Sambil menyeruput kopi khas Lombok sebagai jamuan keluarga Bu Rus dan menikmati semilir angin di teras bambu, saya dan keluarga Bu Rus berbincang-bincang mengenai adat setempat. 



Salah seorang tetangga Bu Rus yang sedang mengadakan pesta persiapan pernikahan mengajak saya untuk mampir sejenak dan makan siang bersama warga lokal. Sayangnya, siang itu saya sudah terlebih dahulu diundang makan siang bersama warga lokal lain yakni keluarga Kodi dan Mei. Keluarga warga desa di Lombok, kawan Jesse. 

Siang hingga sore, saya habiskan di Pantai Kuta untuk berenang, mendengarkan musik, membaca buku, dan tidur siang.




Keesokan siang,  saya, Paddy, dan Rick menuju Pantai Mawi yang jaraknya dapat ditempuh kurang lebih 30 menit dari Kuta. Pantai ini mereka pilih sebagai lokasi surfing dengan ombak yang besar dan tidak turistik. Tak mudah untuk menuju lokasi. Kami harus melewati jalanan berupa tanah, pasir, dan bebatuan. Namun pemandangan alam berupa perbukitan hijau, lahan-lahan hijau, para warga lokal yang tersenyum dan menyapa kami, jalanan yang begitu sepi, dan bangunan-bangunan tradisional yang saya temui di sepanjang perjalanan membuat saya kagum dan tak melepaskan kamera telepon genggam. Saya pernah melihat pemandangan seperti ini, namun pada foto-foto Pulau Bali yang diambil sekitar tahun 1980an-1990an.





Ombak Pantai Mawi yang tak tinggi saat itu membuat kedua kawan saya agak sedikit kecewa. Namun tidak dengan saya hehe. Saya bisa berenang dengan nyaman, ditambah dasar pantai yang dipenuhi pasir bukan koral. 

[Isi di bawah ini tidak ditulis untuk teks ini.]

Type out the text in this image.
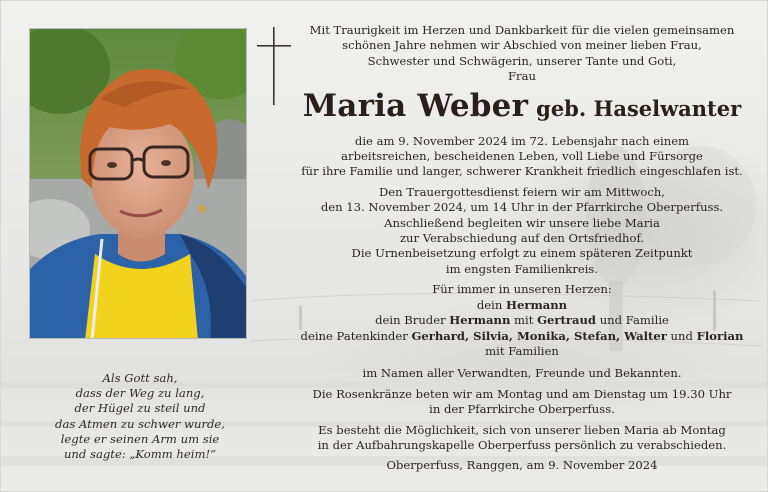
Als Gott sah,
dass der Weg zu lang,
der Hügel zu steil und
das Atmen zu schwer wurde,
legte er seinen Arm um sie
und sagte: „Komm heim!“
Mit Traurigkeit im Herzen und Dankbarkeit für die vielen gemeinsamen
schönen Jahre nehmen wir Abschied von meiner lieben Frau,
Schwester und Schwägerin, unserer Tante und Goti,
Frau
Maria Weber geb. Haselwanter
die am 9. November 2024 im 72. Lebensjahr nach einem
arbeitsreichen, bescheidenen Leben, voll Liebe und Fürsorge
für ihre Familie und langer, schwerer Krankheit friedlich eingeschlafen ist.
Den Trauergottesdienst feiern wir am Mittwoch,
den 13. November 2024, um 14 Uhr in der Pfarrkirche Oberperfuss.
Anschließend begleiten wir unsere liebe Maria
zur Verabschiedung auf den Ortsfriedhof.
Die Urnenbeisetzung erfolgt zu einem späteren Zeitpunkt
im engsten Familienkreis.
Für immer in unseren Herzen:
dein Hermann
dein Bruder Hermann mit Gertraud und Familie
deine Patenkinder Gerhard, Silvia, Monika, Stefan, Walter und Florian
mit Familien
im Namen aller Verwandten, Freunde und Bekannten.
Die Rosenkränze beten wir am Montag und am Dienstag um 19.30 Uhr
in der Pfarrkirche Oberperfuss.
Es besteht die Möglichkeit, sich von unserer lieben Maria ab Montag
in der Aufbahrungskapelle Oberperfuss persönlich zu verabschieden.
Oberperfuss, Ranggen, am 9. November 2024
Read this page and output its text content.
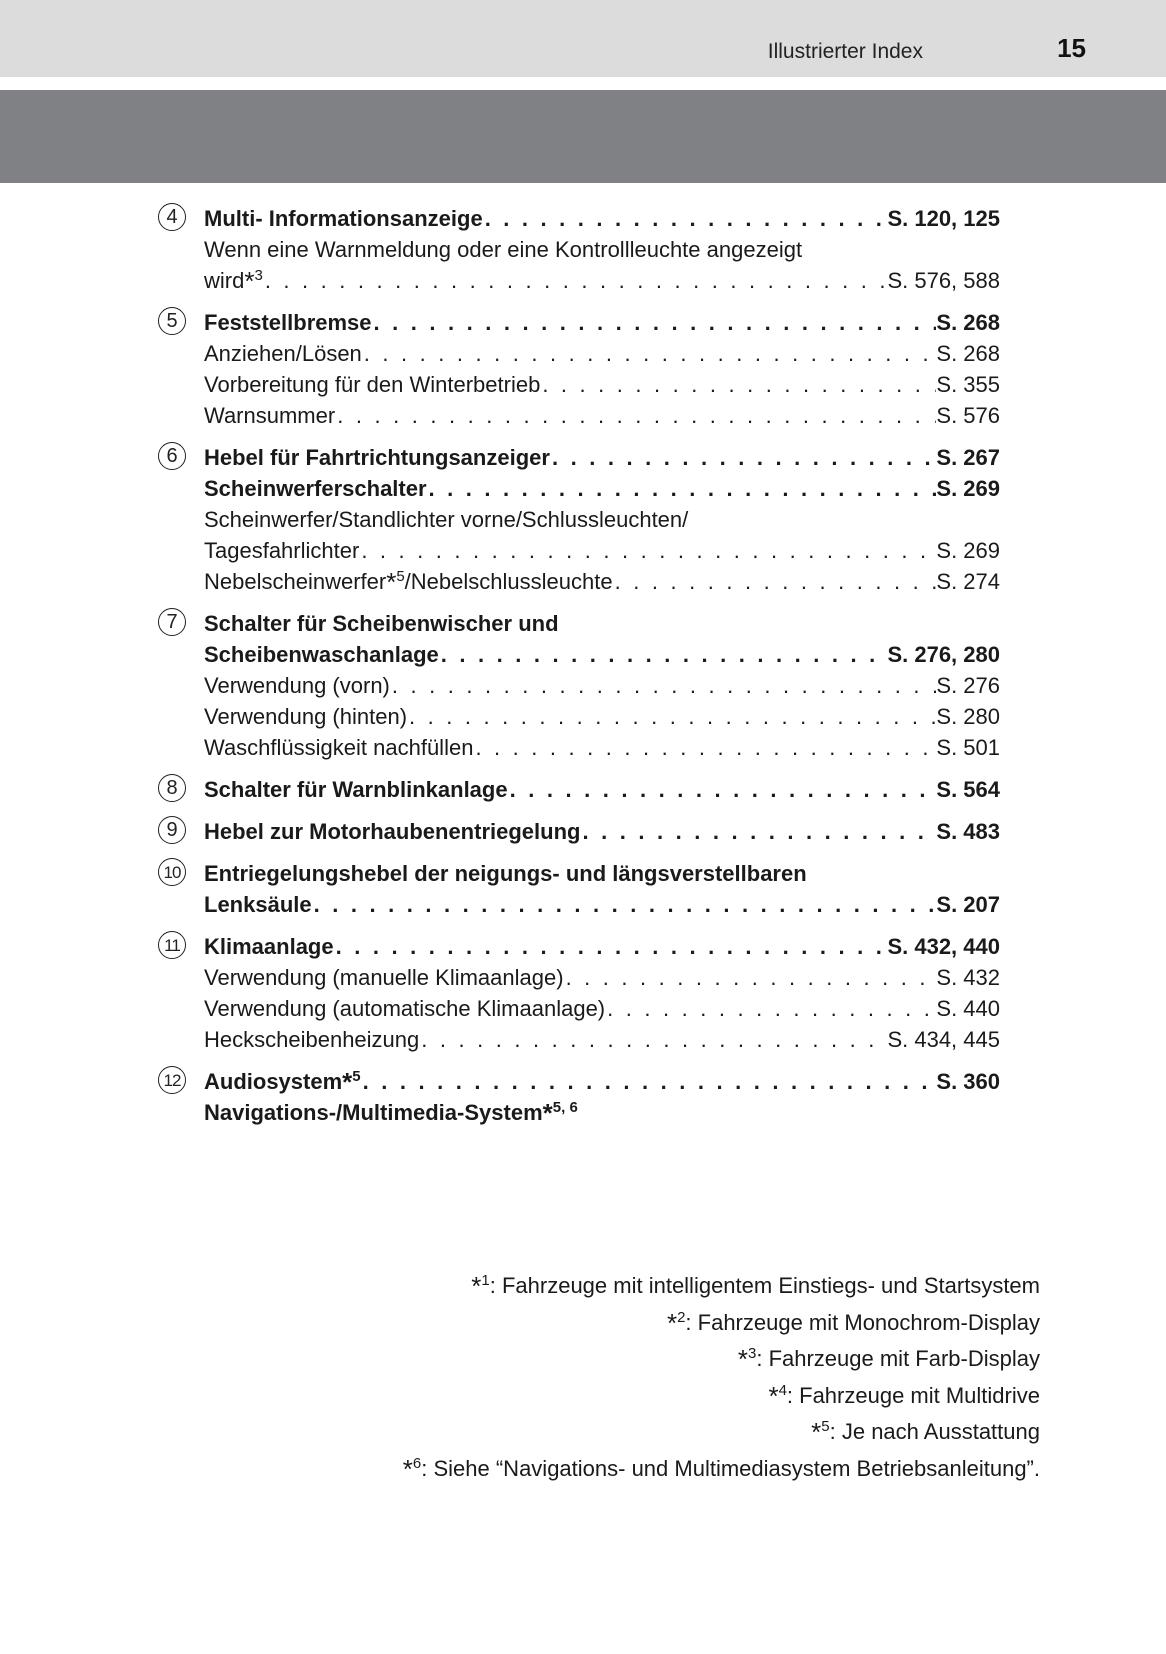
Illustrierter Index	15
4	Multi- Informationsanzeige . . .	S. 120, 125
Wenn eine Warnmeldung oder eine Kontrollleuchte angezeigt
wird*$^3$ . . .	S. 576, 588
5	Feststellbremse . . .	S. 268
Anziehen/Lösen . . .	S. 268
Vorbereitung für den Winterbetrieb . . .	S. 355
Warnsummer . . .	S. 576
6	Hebel für Fahrtrichtungsanzeiger . . .	S. 267
Scheinwerferschalter . . .	S. 269
Scheinwerfer/Standlichter vorne/Schlussleuchten/
Tagesfahrlichter . . .	S. 269
Nebelscheinwerfer*$^5$/Nebelschlussleuchte . . .	S. 274
7	Schalter für Scheibenwischer und
Scheibenwaschanlage . . .	S. 276, 280
Verwendung (vorn) . . .	S. 276
Verwendung (hinten) . . .	S. 280
Waschflüssigkeit nachfüllen . . .	S. 501
8	Schalter für Warnblinkanlage . . .	S. 564
9	Hebel zur Motorhaubenentriegelung . . .	S. 483
10 Entriegelungshebel der neigungs- und längsverstellbaren
Lenksäule . . .	S. 207
11 Klimaanlage . . .	S. 432, 440
Verwendung (manuelle Klimaanlage) . . .	S. 432
Verwendung (automatische Klimaanlage) . . .	S. 440
Heckscheibenheizung . . .	S. 434, 445
12 Audiosystem*$^5$ . . .	S. 360
Navigations-/Multimedia-System*$^{5, 6}$
*$^1$: Fahrzeuge mit intelligentem Einstiegs- und Startsystem
*$^2$: Fahrzeuge mit Monochrom-Display
*$^3$: Fahrzeuge mit Farb-Display
*$^4$: Fahrzeuge mit Multidrive
*$^5$: Je nach Ausstattung
*$^6$: Siehe “Navigations- und Multimediasystem Betriebsanleitung”.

Rick, seorang gitaris asal Inggris yang pernah beruntung menjadi opening act untuk band Rolling Stone, tahu bahwa saya suka mendokumentasikan perjalanan. Ia pun mengantar saya untuk melihat tempat-tempat menawan dari Mawi menuju Kuta. 




Hari ketiga, saya harus kembali ke Pulau Dewata walaupun masih ingin menetap di Lombok lebih lama.  Pagi itu saya diantar oleh Bu Tina, tetangga Bu Rus menuju pasar lokal kemudian menuju Bandara Praya.